Another bird that makes its presence known is the Lord Howe Island Currawong, a subspecies unique to the island and a very smart bird. Common around the island walking tracks, it shows an interest in Jack’s lunch and hangs around our lunch spot hoping for some for food.
Around the peak are also some of the island’s rarest plants, (Lord Howe has recorded 241 species of indigenous plants of which 113 are found nowhere else in the world.

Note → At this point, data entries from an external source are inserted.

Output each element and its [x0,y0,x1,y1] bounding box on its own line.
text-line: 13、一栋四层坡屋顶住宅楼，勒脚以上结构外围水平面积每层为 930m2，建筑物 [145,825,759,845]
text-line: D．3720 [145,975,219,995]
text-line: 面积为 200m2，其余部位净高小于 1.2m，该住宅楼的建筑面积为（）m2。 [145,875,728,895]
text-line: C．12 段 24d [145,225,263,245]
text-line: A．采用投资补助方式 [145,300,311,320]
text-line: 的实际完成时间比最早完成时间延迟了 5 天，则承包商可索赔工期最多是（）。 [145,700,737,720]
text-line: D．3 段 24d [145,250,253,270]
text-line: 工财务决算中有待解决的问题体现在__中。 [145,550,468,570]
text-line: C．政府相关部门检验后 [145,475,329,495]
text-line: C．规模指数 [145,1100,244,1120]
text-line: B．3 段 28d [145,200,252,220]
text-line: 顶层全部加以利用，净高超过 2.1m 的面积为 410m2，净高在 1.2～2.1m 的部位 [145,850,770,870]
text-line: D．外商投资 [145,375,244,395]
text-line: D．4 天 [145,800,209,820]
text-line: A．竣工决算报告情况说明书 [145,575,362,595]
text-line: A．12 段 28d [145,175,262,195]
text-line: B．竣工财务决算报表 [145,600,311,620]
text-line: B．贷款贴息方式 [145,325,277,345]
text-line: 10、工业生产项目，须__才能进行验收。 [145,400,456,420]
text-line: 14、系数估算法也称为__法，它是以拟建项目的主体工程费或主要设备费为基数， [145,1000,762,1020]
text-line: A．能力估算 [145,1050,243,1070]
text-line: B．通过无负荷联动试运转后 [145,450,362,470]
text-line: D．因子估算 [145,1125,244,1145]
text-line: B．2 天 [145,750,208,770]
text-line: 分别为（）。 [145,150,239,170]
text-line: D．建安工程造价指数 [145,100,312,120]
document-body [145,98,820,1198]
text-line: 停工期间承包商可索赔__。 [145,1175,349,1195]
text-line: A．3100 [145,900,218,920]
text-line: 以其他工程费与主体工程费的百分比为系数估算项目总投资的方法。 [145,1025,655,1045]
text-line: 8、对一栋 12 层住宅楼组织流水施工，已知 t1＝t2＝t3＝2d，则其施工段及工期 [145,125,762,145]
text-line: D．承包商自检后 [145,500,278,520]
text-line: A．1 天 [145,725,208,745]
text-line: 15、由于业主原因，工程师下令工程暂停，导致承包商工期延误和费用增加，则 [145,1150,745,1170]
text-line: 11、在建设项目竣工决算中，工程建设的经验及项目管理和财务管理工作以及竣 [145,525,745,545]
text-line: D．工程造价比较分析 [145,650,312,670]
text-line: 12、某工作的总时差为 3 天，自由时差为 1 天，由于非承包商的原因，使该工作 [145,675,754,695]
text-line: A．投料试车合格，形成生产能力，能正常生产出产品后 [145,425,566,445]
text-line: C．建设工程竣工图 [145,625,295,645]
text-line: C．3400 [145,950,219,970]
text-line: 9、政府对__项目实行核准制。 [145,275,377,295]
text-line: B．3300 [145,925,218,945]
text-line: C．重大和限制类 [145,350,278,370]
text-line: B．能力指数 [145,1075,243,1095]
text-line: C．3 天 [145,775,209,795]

Jack pointing out some of these, including native orchids and flowering palms.
After lunch at the summit, it’s back the same way… we finish around 4pm at the bottom, in time to catch another Lord Howe island sunset!
It’s been an incredible walk – worth it for the views alone, but with the bonus of “falling birds” and interesting plants we see, combined with Jack’s interesting commentary. It’s not an easy climb, but the pace is fairly slow being a group, so even if you’re nor super-fit you should fine to undertake this walk!